Hardly the Prince of Darkness. Sparky is known for doing push-ups for each point scored at the football games. Thus, he has the least defined biceps of all college mascots.
An interesting side note--when Pope John Paul came to ASU stadium to do a huge mass (I was in Jr. High, so it must have been 1988-89), the university people covered up all of the images of Sparky with white cloth, and renamed the stadium, for one day only, "Sun Angel Stadium."
One more sidebar, and then I'll get back to my point. Do you remember the ending of U2's concert film, Rattle and Hum? The part that is in color, after the entire movie was in black and white? The part filmed in Tempe, AZ at Sun Devil Stadium? Well, I do. That was my big film debut. I played the role of "massive crowd."

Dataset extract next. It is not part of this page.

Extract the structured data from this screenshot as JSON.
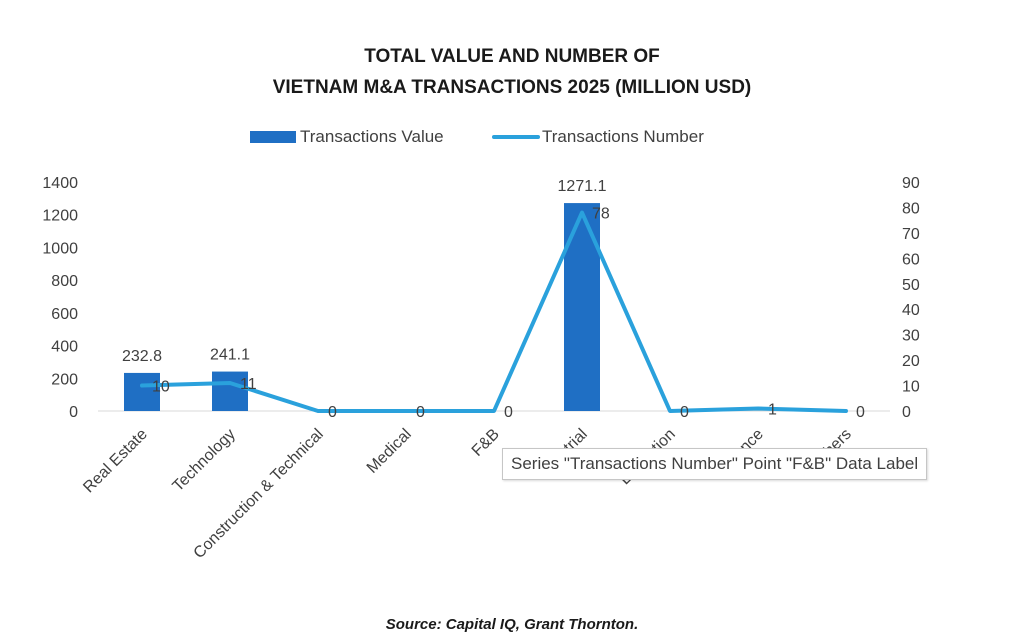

Back to my point. Talking about the devil is difficult, because the idea of the devil has become a joke. People who are with you when you talk about helping others and trusting God cloud over when you talk about Satan. It's hard to take the idea seriously, which is precisely how the devil wants it. By minimizing the idea that evil exists, we become powerless, ostriches with our heads in the sand.
So, let me share with you one of the more powerful things I have heard. God works through difficulty, the devil uses discouragement. This is a (possibly incorrect) paraphrase from my pastor, one that I truly believe. Bad things happen. God creates moments of grace out of darkness, while the devil uses dark moments to tear us down.
I believe that the tiny, negative voice in my head--the voice that says, "You're doing a shitty job with the boys," or "You are fooling yourself if you think you can go anywhere as a writer," or "Your friends don't really like you," or "You're not as funny/pretty/smart/interesting as you think you are," comes from Satan. I believe he is using my difficult circumstances--consistent lack of sleep, loneliness, dissatisfaction, fear---to drive me away from God. I know this is true because when I begin to pray, or hum a song, or call a friend, or read Scripture, the voice goes away. I have taken away its power.
I am more fearful about publishing this post than anything else I have ever written because I am fearful that people will think that I believe in the power of Sparky. Yet, I am swallowing my fear because evil is at work in my life, in all of our lives. It isn't a horned creature with a pitchfork, it is the small, sinister thoughts, which attempt to tear apart all that is good, right, just, and holy in my life.